I’m so relieved. It feels like I’ve been running a marathon for years and can finally stop. “What about the new recording contract we’re looking at for Thicker Than Water? Since the band and associated company are in my brother’s name, is there any conflict there? I mean, we wouldn’t release an album until after the January 3rd expiration day anyway, but you’re sure it won’t cause any problems?”

Jess is staring at the phone as intently as I am. His future is on the line too.

“I’m positive. I’ve looked over that potential contract, as well, and I would like to revise some of the wording for an added level of protection, but there is no conflict.”

Jess and I both nod and blow out a breath.

“Perfect. Thank you.
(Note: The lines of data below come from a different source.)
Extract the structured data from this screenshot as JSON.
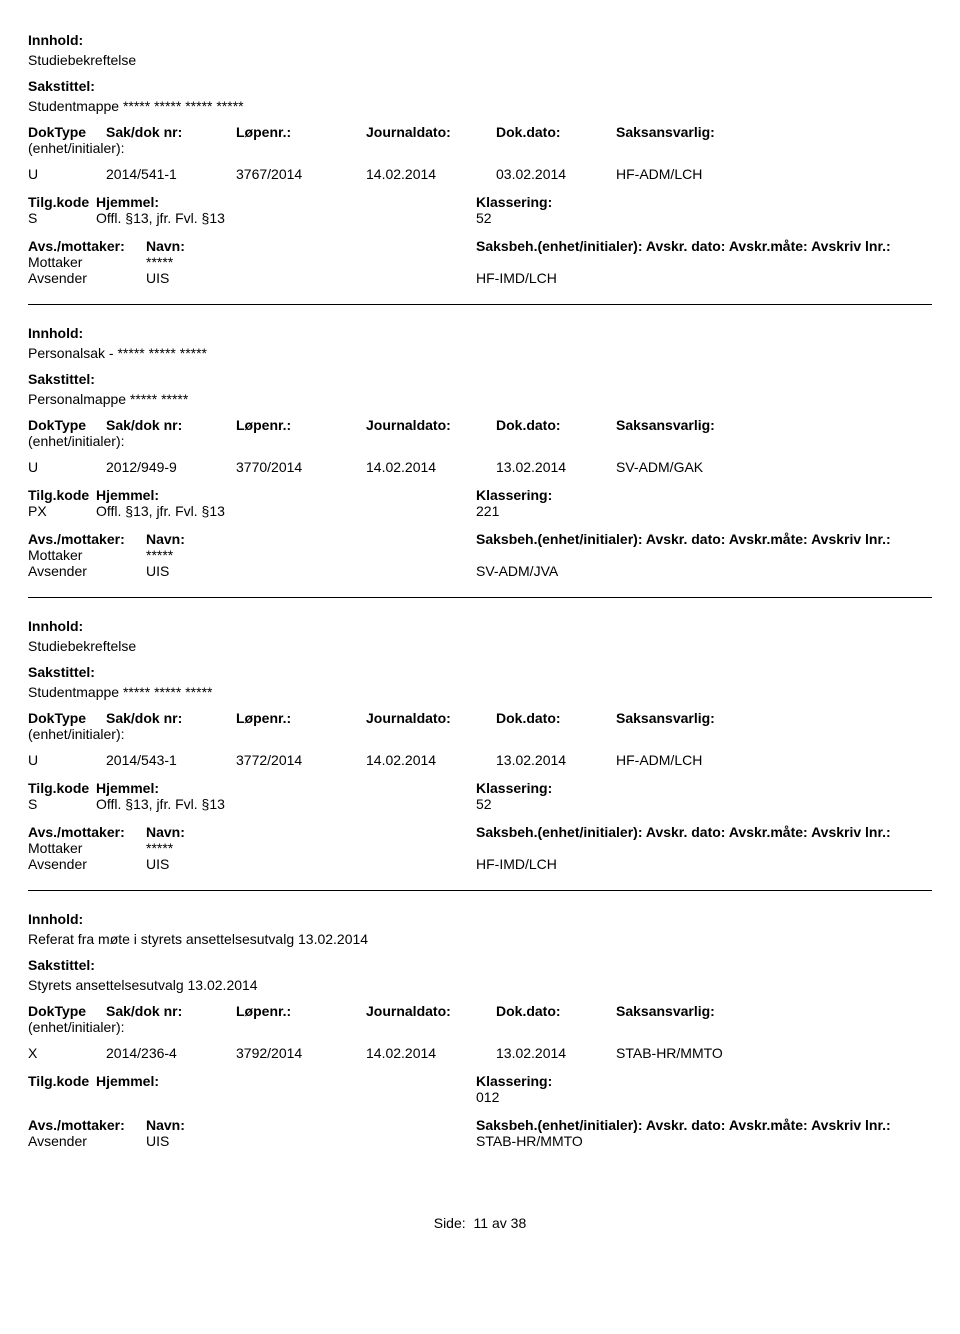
{
  "labels": {
    "innhold": "Innhold:",
    "sakstittel": "Sakstittel:",
    "doktype": "DokType",
    "sakdoknr": "Sak/dok nr:",
    "lopenr": "Løpenr.:",
    "journaldato": "Journaldato:",
    "dokdato": "Dok.dato:",
    "saksansvarlig": "Saksansvarlig:",
    "enhet": "(enhet/initialer):",
    "tilgkode": "Tilg.kode",
    "hjemmel": "Hjemmel:",
    "klassering": "Klassering:",
    "avsmottaker": "Avs./mottaker:",
    "navn": "Navn:",
    "saksbeh": "Saksbeh.(enhet/initialer): Avskr. dato:  Avskr.måte: Avskriv lnr.:"
  },
  "records": [
    {
      "innhold": "Studiebekreftelse",
      "sakstittel": "Studentmappe ***** ***** ***** *****",
      "doktype": "U",
      "sakdoknr": "2014/541-1",
      "lopenr": "3767/2014",
      "journaldato": "14.02.2014",
      "dokdato": "03.02.2014",
      "saksansvarlig": "HF-ADM/LCH",
      "tilgkode": "S",
      "hjemmel": "Offl. §13, jfr. Fvl. §13",
      "klassering": "52",
      "parties": [
        {
          "role": "Mottaker",
          "name": "*****",
          "unit": ""
        },
        {
          "role": "Avsender",
          "name": "UIS",
          "unit": "HF-IMD/LCH"
        }
      ]
    },
    {
      "innhold": "Personalsak - ***** ***** *****",
      "sakstittel": "Personalmappe ***** *****",
      "doktype": "U",
      "sakdoknr": "2012/949-9",
      "lopenr": "3770/2014",
      "journaldato": "14.02.2014",
      "dokdato": "13.02.2014",
      "saksansvarlig": "SV-ADM/GAK",
      "tilgkode": "PX",
      "hjemmel": "Offl. §13, jfr. Fvl. §13",
      "klassering": "221",
      "parties": [
        {
          "role": "Mottaker",
          "name": "*****",
          "unit": ""
        },
        {
          "role": "Avsender",
          "name": "UIS",
          "unit": "SV-ADM/JVA"
        }
      ]
    },
    {
      "innhold": "Studiebekreftelse",
      "sakstittel": "Studentmappe ***** ***** *****",
      "doktype": "U",
      "sakdoknr": "2014/543-1",
      "lopenr": "3772/2014",
      "journaldato": "14.02.2014",
      "dokdato": "13.02.2014",
      "saksansvarlig": "HF-ADM/LCH",
      "tilgkode": "S",
      "hjemmel": "Offl. §13, jfr. Fvl. §13",
      "klassering": "52",
      "parties": [
        {
          "role": "Mottaker",
          "name": "*****",
          "unit": ""
        },
        {
          "role": "Avsender",
          "name": "UIS",
          "unit": "HF-IMD/LCH"
        }
      ]
    },
    {
      "innhold": "Referat fra møte i styrets ansettelsesutvalg 13.02.2014",
      "sakstittel": "Styrets ansettelsesutvalg 13.02.2014",
      "doktype": "X",
      "sakdoknr": "2014/236-4",
      "lopenr": "3792/2014",
      "journaldato": "14.02.2014",
      "dokdato": "13.02.2014",
      "saksansvarlig": "STAB-HR/MMTO",
      "tilgkode": "",
      "hjemmel": "",
      "klassering": "012",
      "parties": [
        {
          "role": "Avsender",
          "name": "UIS",
          "unit": "STAB-HR/MMTO"
        }
      ]
    }
  ],
  "footer": {
    "label": "Side:",
    "page": "11",
    "sep": "av",
    "total": "38"
  }
}
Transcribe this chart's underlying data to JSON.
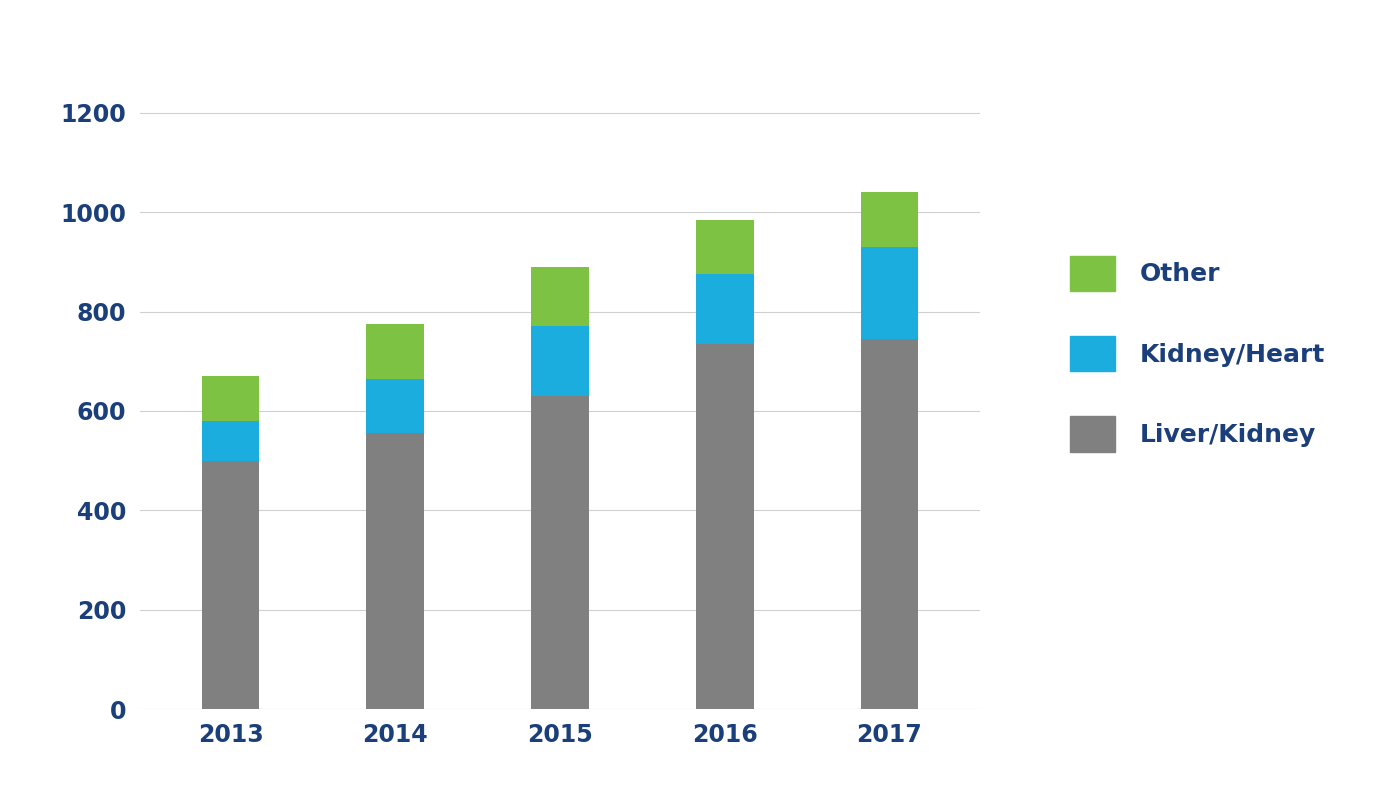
{
  "years": [
    "2013",
    "2014",
    "2015",
    "2016",
    "2017"
  ],
  "liver_kidney": [
    500,
    555,
    630,
    735,
    745
  ],
  "kidney_heart": [
    80,
    110,
    140,
    140,
    185
  ],
  "other": [
    90,
    110,
    120,
    110,
    110
  ],
  "color_liver_kidney": "#808080",
  "color_kidney_heart": "#1AADDE",
  "color_other": "#7DC243",
  "label_liver_kidney": "Liver/Kidney",
  "label_kidney_heart": "Kidney/Heart",
  "label_other": "Other",
  "ylim": [
    0,
    1300
  ],
  "yticks": [
    0,
    200,
    400,
    600,
    800,
    1000,
    1200
  ],
  "background_color": "#ffffff",
  "tick_color": "#1B3F7A",
  "grid_color": "#d0d0d0",
  "bar_width": 0.35,
  "legend_fontsize": 18,
  "tick_fontsize": 17
}
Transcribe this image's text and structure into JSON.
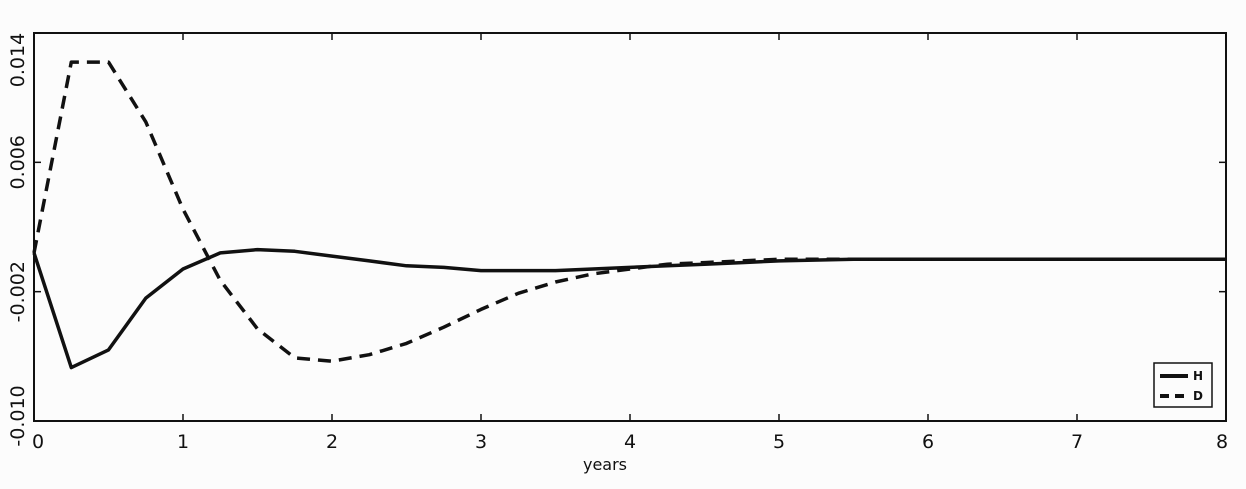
{
  "chart_data": {
    "type": "line",
    "title": "",
    "xlabel": "years",
    "ylabel": "",
    "xlim": [
      0,
      8
    ],
    "ylim": [
      -0.01,
      0.014
    ],
    "x_ticks": [
      0,
      1,
      2,
      3,
      4,
      5,
      6,
      7,
      8
    ],
    "x_tick_labels": [
      "0",
      "1",
      "2",
      "3",
      "4",
      "5",
      "6",
      "7",
      "8"
    ],
    "y_tick_labels": [
      "-0.010",
      "-0.002",
      "0.006",
      "0.014"
    ],
    "y_tick_values": [
      -0.01,
      -0.002,
      0.006,
      0.014
    ],
    "x_label_zero": "0",
    "grid": false,
    "legend_position": "bottom-right",
    "series": [
      {
        "name": "H",
        "style": "solid",
        "color": "#111111",
        "points": [
          [
            0,
            0.0004
          ],
          [
            0.25,
            -0.0067
          ],
          [
            0.5,
            -0.0056
          ],
          [
            0.75,
            -0.0024
          ],
          [
            1,
            -0.0006
          ],
          [
            1.25,
            0.0004
          ],
          [
            1.5,
            0.0006
          ],
          [
            1.75,
            0.0005
          ],
          [
            2,
            0.0002
          ],
          [
            2.25,
            -0.0001
          ],
          [
            2.5,
            -0.0004
          ],
          [
            2.75,
            -0.0005
          ],
          [
            3,
            -0.0007
          ],
          [
            3.25,
            -0.0007
          ],
          [
            3.5,
            -0.0007
          ],
          [
            3.75,
            -0.0006
          ],
          [
            4,
            -0.0005
          ],
          [
            4.25,
            -0.0004
          ],
          [
            4.5,
            -0.0003
          ],
          [
            4.75,
            -0.0002
          ],
          [
            5,
            -0.0001
          ],
          [
            5.5,
            0.0
          ],
          [
            6,
            0.0
          ],
          [
            6.5,
            0.0
          ],
          [
            7,
            0.0
          ],
          [
            7.5,
            0.0
          ],
          [
            8,
            0.0
          ]
        ]
      },
      {
        "name": "D",
        "style": "dashed",
        "color": "#111111",
        "points": [
          [
            0,
            0.0004
          ],
          [
            0.25,
            0.0122
          ],
          [
            0.5,
            0.0122
          ],
          [
            0.75,
            0.0085
          ],
          [
            1,
            0.0031
          ],
          [
            1.25,
            -0.0013
          ],
          [
            1.5,
            -0.0043
          ],
          [
            1.75,
            -0.0061
          ],
          [
            2,
            -0.0063
          ],
          [
            2.25,
            -0.0059
          ],
          [
            2.5,
            -0.0052
          ],
          [
            2.75,
            -0.0042
          ],
          [
            3,
            -0.0031
          ],
          [
            3.25,
            -0.0021
          ],
          [
            3.5,
            -0.0014
          ],
          [
            3.75,
            -0.0009
          ],
          [
            4,
            -0.0006
          ],
          [
            4.25,
            -0.0003
          ],
          [
            4.5,
            -0.0002
          ],
          [
            4.75,
            -0.0001
          ],
          [
            5,
            0.0
          ],
          [
            5.5,
            0.0
          ],
          [
            6,
            0.0
          ],
          [
            6.5,
            0.0
          ],
          [
            7,
            0.0
          ],
          [
            7.5,
            0.0
          ],
          [
            8,
            0.0
          ]
        ]
      }
    ]
  }
}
I can’t begin to tell you what this means for all of us.”

The gratitude doesn’t faze her. “Very well, we will email the documents for your signatures within the hour.”

“Sounds good. Thanks again. Bye, Ms. Banks.”

“Goodbye, Mr. St. Clair.”

And just like that, we’re free.

“It’s over?” Soph asks in disbelief.

When I stand, she does too, and I don’t think either one of us has ever hugged or been hugged as hard. It’s the release of the past and hope for the future.

“Fuck, I’m glad that’s over,” I whisper so quietly only she can hear.

She nods against me. “Me, too. You’re free.”

When I release her, Jess is there. It’s like being hugged by a grizzly bear. He slaps me on the back when he says, “It’s over, Ev. Thicker Than Water, here we come.”